The president has already rejected several recommendations for important government postings on the grounds that they were not of the right calibre and were too familiar with the previous president’s practices, one person familiar with the matter said.

“[Mr] Buhari has a difficult political situation to navigate when it comes to the composition of key government bodies,” said Jean Herskovits, a research professor who has written on Nigerian politics for more than 40 years. “He shouldn’t underestimate how difficult this reform is going to be.”
NNPC’s new executive board
 Emmanuel Kachikwu, group managing director — a Harvard-trained lawyer, he was previously executive vice-chairman and general counsel for US oil major ExxonMobil.

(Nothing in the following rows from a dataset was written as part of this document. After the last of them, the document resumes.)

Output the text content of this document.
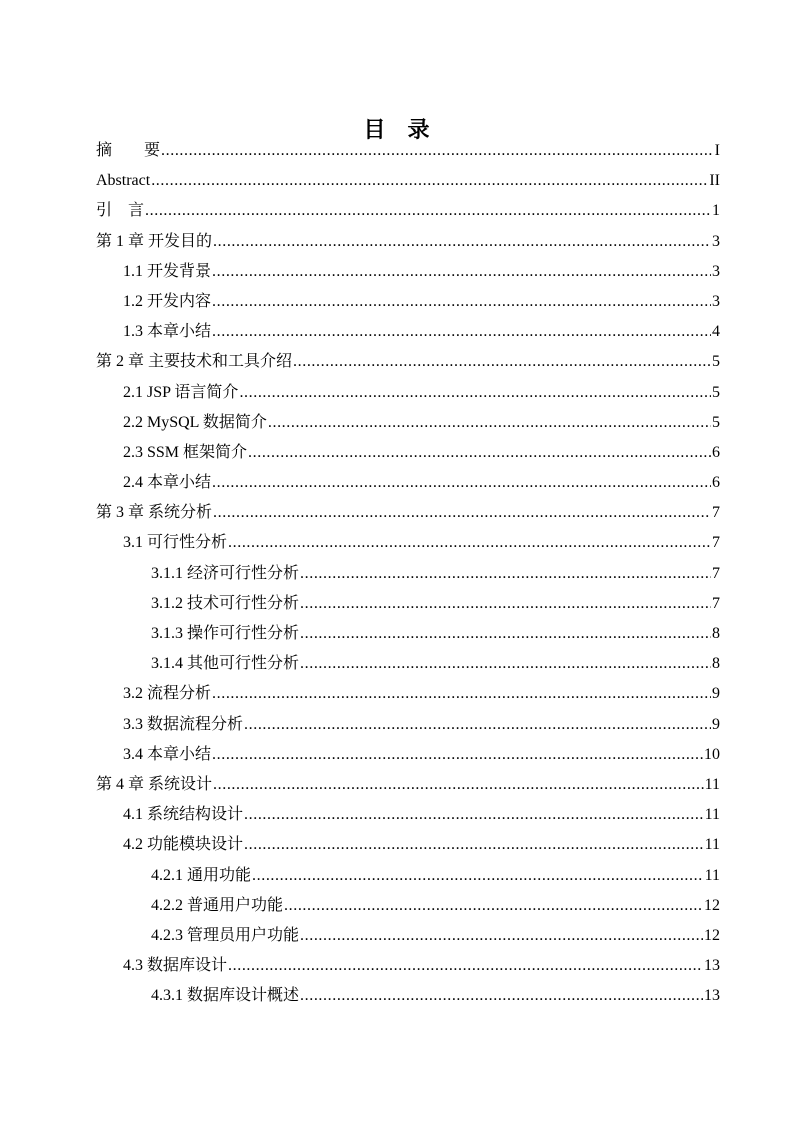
目　录
摘　　要 .....	I
Abstract .....	II
引　言 .....	1
第 1 章 开发目的 .....	3
1.1 开发背景 .....	3
1.2 开发内容 .....	3
1.3 本章小结 .....	4
第 2 章 主要技术和工具介绍 .....	5
2.1 JSP 语言简介 .....	5
2.2 MySQL 数据简介 .....	5
2.3 SSM 框架简介 .....	6
2.4 本章小结 .....	6
第 3 章 系统分析 .....	7
3.1 可行性分析 .....	7
3.1.1 经济可行性分析 .....	7
3.1.2 技术可行性分析 .....	7
3.1.3 操作可行性分析 .....	8
3.1.4 其他可行性分析 .....	8
3.2 流程分析 .....	9
3.3 数据流程分析 .....	9
3.4 本章小结 .....	10
第 4 章 系统设计 .....	11
4.1 系统结构设计 .....	11
4.2 功能模块设计 .....	11
4.2.1 通用功能 .....	11
4.2.2 普通用户功能 .....	12
4.2.3 管理员用户功能 .....	12
4.3 数据库设计 .....	13
4.3.1 数据库设计概述 .....	13
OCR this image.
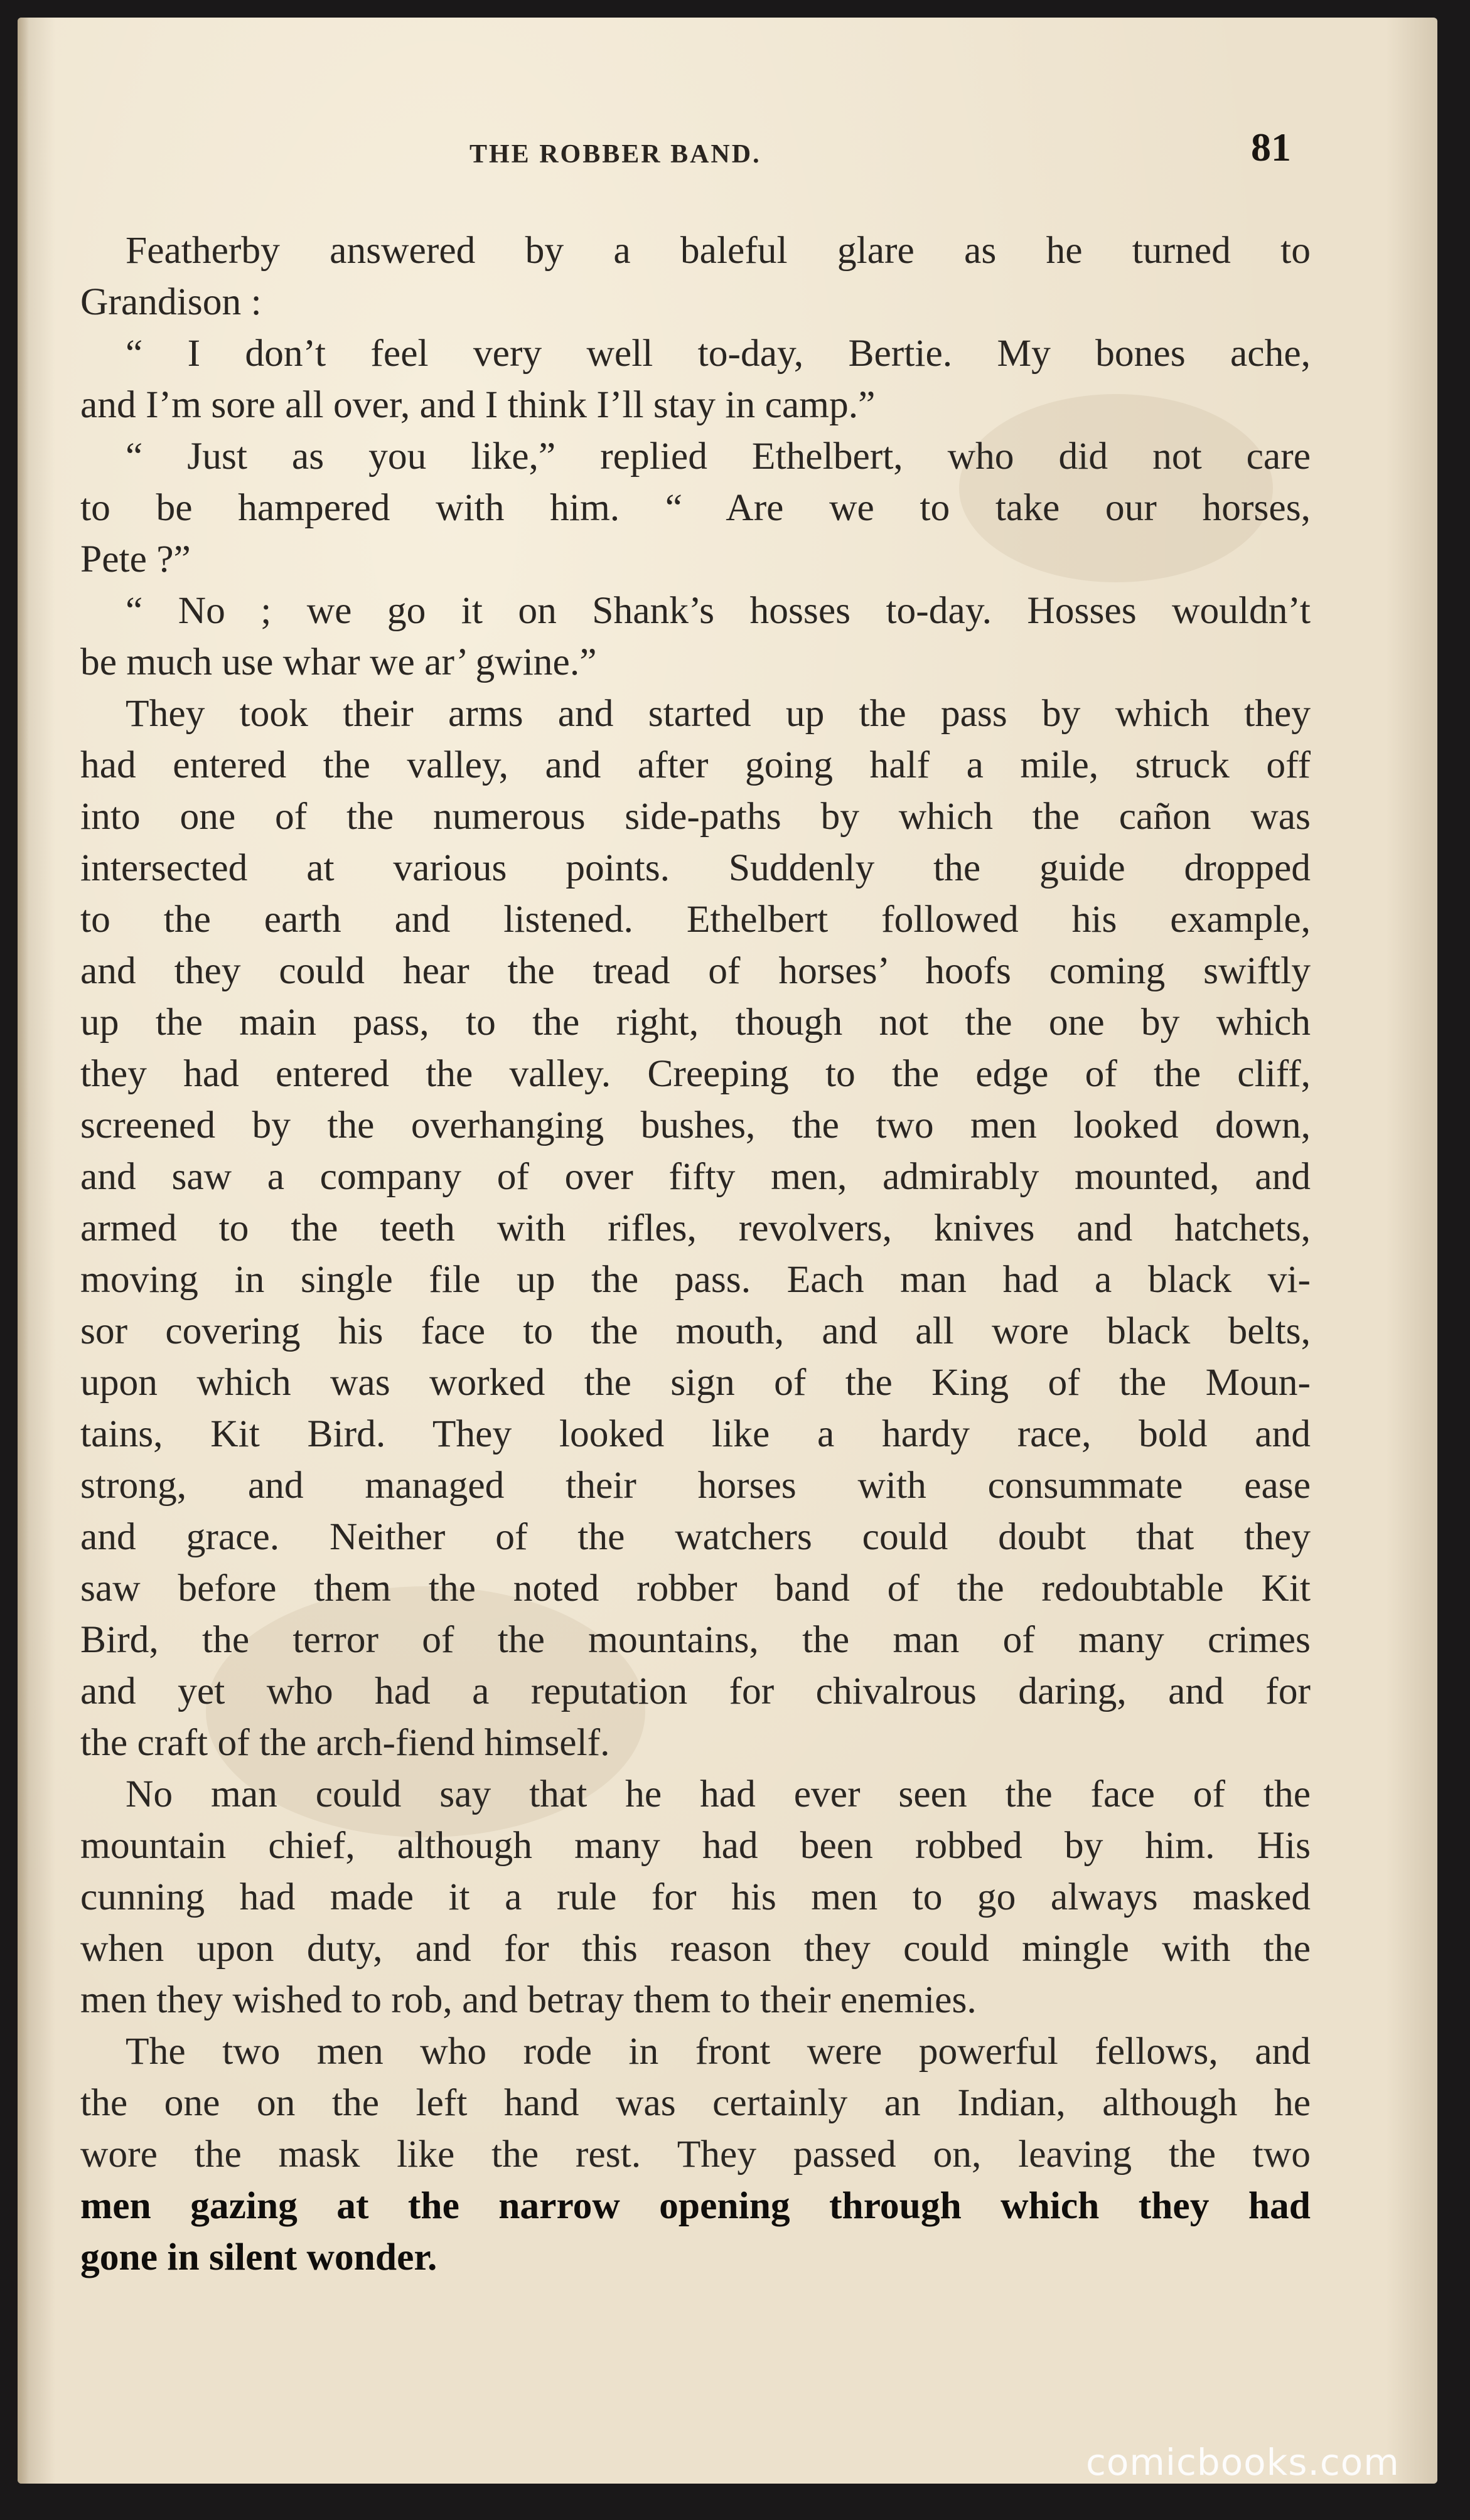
THE ROBBER BAND.	81
Featherby answered by a baleful glare as he turned to
Grandison :
“ I don’t feel very well to-day, Bertie. My bones ache,
and I’m sore all over, and I think I’ll stay in camp.”
“ Just as you like,” replied Ethelbert, who did not care
to be hampered with him. “ Are we to take our horses,
Pete ?”
“ No ; we go it on Shank’s hosses to-day. Hosses wouldn’t
be much use whar we ar’ gwine.”
They took their arms and started up the pass by which they
had entered the valley, and after going half a mile, struck off
into one of the numerous side-paths by which the cañon was
intersected at various points. Suddenly the guide dropped
to the earth and listened. Ethelbert followed his example,
and they could hear the tread of horses’ hoofs coming swiftly
up the main pass, to the right, though not the one by which
they had entered the valley. Creeping to the edge of the cliff,
screened by the overhanging bushes, the two men looked down,
and saw a company of over fifty men, admirably mounted, and
armed to the teeth with rifles, revolvers, knives and hatchets,
moving in single file up the pass. Each man had a black vi-
sor covering his face to the mouth, and all wore black belts,
upon which was worked the sign of the King of the Moun-
tains, Kit Bird. They looked like a hardy race, bold and
strong, and managed their horses with consummate ease
and grace. Neither of the watchers could doubt that they
saw before them the noted robber band of the redoubtable Kit
Bird, the terror of the mountains, the man of many crimes
and yet who had a reputation for chivalrous daring, and for
the craft of the arch-fiend himself.
No man could say that he had ever seen the face of the
mountain chief, although many had been robbed by him. His
cunning had made it a rule for his men to go always masked
when upon duty, and for this reason they could mingle with the
men they wished to rob, and betray them to their enemies.
The two men who rode in front were powerful fellows, and
the one on the left hand was certainly an Indian, although he
wore the mask like the rest. They passed on, leaving the two
men gazing at the narrow opening through which they had
gone in silent wonder.
comicbooks.com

Maikanti Baru, group executive director, exploration and production — an NNPC veteran who until several years ago was general manager of NAPIMS, the NNPC’s largest division, which manages the government’s investments in the upstream oil and gas sectors.
Isiaka Abdulrazaq, group executive director, finance and services — another NNPC veteran with years of experience on the finance side of the company, not in oil or gas.
Dennis Nnamdi Ajulu, group executive director, refining and technology — an engineer who has served in various roles within NNPC.
Babatunde Victor Adeniran, group executive director, commercial and investment — holds a PhD in Geology from Justus Liebig University Giessen, in Germany, joined Total’s Nigeria subsidiary (then Elf Petroleum Limited, Nigeria) in 1992 and was most recently general manager for Total’s commercial operations.